My son is a freshman in high school, and although he has played baseball since he was 5 years old, his new passion is running, which was my sport in high school too. He is running his first outdoor race of the season: the varsity 2-mile race. The other runners are mostly upperclassmen and faster than him.
The gun goes off.
The runners dash off the line and jostle for position around the first turn. I am timing my son’s lap with my phone, and as he crosses the 400 meter mark, I yell out his time: “77, a little fast buddy, find your pace, find your pace!”
Seven more laps to go.
Do you run for place or do you run for time? That is the primary question all competitive runners face before each race, and the answer dictates your strategy.
The 2-mile race is a good fit for my son. It requires speed (but not as much as the mile and the shorter distance races) but also a good measure of endurance, which he has a lot of.
The 2-mile race, in many ways, is also a good analogy for supply chain management, and like the runners on the track, supply chain executives face the same question: Do you focus on place or pace?
In my experience, especially when it comes to technology adoption, the focus for many companies and supply chain executives has been on place — that is, whether to burst ahead in front of the field as an innovator or take a position as an early adopter (fast follower), early majority, late majority, or laggard.
I believe, however, that focusing on place is the wrong strategy for most companies today.
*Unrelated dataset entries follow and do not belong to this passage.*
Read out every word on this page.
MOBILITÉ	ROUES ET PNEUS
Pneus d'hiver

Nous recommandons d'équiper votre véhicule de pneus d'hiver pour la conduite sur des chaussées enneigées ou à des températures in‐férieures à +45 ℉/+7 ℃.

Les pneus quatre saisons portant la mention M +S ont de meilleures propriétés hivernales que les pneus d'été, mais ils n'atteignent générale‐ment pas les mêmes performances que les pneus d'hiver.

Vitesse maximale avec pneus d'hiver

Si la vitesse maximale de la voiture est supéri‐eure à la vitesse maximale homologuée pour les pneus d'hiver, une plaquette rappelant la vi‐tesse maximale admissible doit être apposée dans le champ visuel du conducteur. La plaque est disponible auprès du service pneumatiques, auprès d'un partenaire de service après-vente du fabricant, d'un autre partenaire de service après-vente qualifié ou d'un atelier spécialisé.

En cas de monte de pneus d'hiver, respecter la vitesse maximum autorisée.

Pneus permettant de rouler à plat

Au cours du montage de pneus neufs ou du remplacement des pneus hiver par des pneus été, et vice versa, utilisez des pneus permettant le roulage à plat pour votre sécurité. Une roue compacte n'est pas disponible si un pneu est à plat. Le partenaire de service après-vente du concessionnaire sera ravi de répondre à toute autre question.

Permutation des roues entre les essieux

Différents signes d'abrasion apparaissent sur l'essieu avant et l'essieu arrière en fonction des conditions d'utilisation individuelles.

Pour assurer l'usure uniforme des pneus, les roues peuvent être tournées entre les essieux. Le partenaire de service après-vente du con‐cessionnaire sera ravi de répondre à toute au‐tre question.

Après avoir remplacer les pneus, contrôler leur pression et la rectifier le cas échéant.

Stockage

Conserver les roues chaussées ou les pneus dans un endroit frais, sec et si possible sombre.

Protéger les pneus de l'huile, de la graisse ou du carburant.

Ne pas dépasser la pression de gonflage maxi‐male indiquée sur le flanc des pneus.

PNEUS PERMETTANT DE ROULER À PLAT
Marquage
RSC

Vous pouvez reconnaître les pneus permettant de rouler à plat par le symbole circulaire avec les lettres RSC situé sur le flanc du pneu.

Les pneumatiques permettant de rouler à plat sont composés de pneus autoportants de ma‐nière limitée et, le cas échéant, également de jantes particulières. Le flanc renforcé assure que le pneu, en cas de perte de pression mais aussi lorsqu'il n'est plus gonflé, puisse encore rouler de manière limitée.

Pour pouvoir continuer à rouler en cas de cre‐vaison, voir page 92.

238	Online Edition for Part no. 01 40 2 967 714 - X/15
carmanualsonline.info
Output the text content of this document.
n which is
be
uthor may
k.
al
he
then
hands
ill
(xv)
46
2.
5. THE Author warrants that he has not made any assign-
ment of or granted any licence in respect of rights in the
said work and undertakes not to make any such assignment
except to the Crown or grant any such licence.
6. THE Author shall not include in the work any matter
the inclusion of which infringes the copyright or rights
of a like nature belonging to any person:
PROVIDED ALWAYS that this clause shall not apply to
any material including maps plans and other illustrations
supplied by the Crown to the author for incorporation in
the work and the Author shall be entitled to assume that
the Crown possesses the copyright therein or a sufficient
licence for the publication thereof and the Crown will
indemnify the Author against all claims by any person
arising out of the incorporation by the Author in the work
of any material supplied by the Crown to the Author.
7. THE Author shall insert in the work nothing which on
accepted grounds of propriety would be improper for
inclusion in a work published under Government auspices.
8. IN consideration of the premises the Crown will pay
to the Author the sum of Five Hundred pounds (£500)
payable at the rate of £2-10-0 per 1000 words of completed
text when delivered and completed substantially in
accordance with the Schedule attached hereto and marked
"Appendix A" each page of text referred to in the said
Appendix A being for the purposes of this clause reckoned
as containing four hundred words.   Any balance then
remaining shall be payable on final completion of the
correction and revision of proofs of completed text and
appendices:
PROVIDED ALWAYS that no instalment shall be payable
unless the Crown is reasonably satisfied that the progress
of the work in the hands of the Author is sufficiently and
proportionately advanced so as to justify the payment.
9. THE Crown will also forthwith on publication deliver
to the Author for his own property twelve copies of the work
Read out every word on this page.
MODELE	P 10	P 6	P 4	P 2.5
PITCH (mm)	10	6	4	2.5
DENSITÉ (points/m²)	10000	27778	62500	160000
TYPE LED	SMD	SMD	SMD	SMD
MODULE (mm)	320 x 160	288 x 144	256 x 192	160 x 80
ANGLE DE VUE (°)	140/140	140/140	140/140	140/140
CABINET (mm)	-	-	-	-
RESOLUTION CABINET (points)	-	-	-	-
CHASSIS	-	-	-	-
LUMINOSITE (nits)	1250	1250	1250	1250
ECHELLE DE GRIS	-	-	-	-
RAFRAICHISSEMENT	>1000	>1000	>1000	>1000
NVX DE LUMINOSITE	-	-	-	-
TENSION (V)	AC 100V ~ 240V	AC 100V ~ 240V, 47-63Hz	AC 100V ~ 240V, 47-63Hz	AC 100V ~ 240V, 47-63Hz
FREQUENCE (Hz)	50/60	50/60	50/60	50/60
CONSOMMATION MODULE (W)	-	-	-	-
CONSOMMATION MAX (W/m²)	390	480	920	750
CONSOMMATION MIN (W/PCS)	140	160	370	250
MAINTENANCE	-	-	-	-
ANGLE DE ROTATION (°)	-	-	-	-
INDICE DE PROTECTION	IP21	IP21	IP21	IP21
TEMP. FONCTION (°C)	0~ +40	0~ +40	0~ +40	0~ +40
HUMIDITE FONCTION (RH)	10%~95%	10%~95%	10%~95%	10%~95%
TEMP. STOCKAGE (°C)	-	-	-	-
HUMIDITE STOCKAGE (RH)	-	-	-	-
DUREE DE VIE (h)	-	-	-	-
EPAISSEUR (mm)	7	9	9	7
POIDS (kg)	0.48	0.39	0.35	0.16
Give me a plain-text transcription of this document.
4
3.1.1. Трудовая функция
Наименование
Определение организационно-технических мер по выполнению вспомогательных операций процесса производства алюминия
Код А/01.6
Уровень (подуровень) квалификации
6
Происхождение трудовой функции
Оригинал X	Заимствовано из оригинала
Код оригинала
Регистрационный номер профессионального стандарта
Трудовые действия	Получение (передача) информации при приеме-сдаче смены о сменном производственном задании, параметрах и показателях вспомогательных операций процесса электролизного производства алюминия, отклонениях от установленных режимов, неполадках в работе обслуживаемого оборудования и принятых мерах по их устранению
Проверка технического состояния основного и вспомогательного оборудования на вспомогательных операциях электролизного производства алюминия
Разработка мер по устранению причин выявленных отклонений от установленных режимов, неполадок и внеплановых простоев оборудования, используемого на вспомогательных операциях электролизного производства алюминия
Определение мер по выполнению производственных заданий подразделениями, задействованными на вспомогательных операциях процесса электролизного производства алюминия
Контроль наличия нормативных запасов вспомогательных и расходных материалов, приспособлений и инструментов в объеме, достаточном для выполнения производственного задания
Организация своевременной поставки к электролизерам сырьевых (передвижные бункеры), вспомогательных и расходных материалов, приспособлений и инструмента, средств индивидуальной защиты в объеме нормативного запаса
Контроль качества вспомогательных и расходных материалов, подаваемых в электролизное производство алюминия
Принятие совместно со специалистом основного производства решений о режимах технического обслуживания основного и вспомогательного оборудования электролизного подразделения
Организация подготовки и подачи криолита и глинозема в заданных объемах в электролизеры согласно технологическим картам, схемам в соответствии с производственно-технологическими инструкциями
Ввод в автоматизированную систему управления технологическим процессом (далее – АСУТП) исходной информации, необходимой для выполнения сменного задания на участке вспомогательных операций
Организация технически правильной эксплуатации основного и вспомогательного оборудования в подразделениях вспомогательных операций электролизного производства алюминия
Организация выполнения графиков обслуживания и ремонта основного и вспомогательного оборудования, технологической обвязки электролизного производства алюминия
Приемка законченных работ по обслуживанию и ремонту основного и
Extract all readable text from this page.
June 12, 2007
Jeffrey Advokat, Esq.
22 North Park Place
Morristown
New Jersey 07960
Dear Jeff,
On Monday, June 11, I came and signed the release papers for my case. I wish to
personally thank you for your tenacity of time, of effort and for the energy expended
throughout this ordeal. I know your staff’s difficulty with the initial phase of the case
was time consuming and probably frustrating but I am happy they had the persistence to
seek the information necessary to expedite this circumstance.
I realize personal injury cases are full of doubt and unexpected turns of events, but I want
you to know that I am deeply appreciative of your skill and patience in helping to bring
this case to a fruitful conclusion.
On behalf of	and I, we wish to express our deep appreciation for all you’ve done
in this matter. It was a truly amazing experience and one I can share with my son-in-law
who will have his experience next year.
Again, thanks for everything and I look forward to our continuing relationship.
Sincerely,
Some retailers, for example, have become so fixated on beating Amazon, they’ve run themselves out of business (nine retailers have filed for bankruptcy so far in 2017, which equals the total number for all of 2016). While other companies, content for so long with being a laggard (because, until now, it hasn’t really hurt them that much), are now so far behind the field, it doesn’t matter how fast they start running now, they’ll never catch up.
(As he crosses the mile mark, my son is now only slightly ahead of pace, drafting just behind another runner.)
Who sets the pace? In my son’s case, it’s his coach, based on his assessment of my son’s current fitness level and abilities. In supply chain management, more and more, it’s your customers that are setting the pace.
Yes, some competitors may choose to run at a much faster pace, while others may choose to lag behind or simply lack the abilities to keep pace, but I believe the focus moving forward should be less about coming in first and more about understanding the pace you need to keep to delight your customers and making sure you have the right people, processes, and technologies to remain competitive and in the race.
It’s the bell lap, and even though the leaders are far ahead, my son is right on pace with his goal, still at the heels of the runner he’s been drafting behind. “Dig, dig, dig!” I yell out as he comes down the final straightaway, passing the other runner, and he finishes in 11:38 — two seconds faster than his goal.
A week later, he runs 11:34 in another 2-mile race. He will race again this morning, with a new pace goal: 11:30.
Every week the pace speeds up just a bit. The same is true in supply chain management.
Focus on pace, not place.
Supply chain management is a never-ending race. Speed is important, but so is endurance. Let your customers set the pace. They’ll continue to dial it up over the time, but if you continue to improve your training and fitness level (that is, continue to invest appropriately in people, processes, and technology), you’ll not only keep pace with their expectations, you’ll also leave many of your competitors behind, and in the long run, you might actually find yourself in the lead.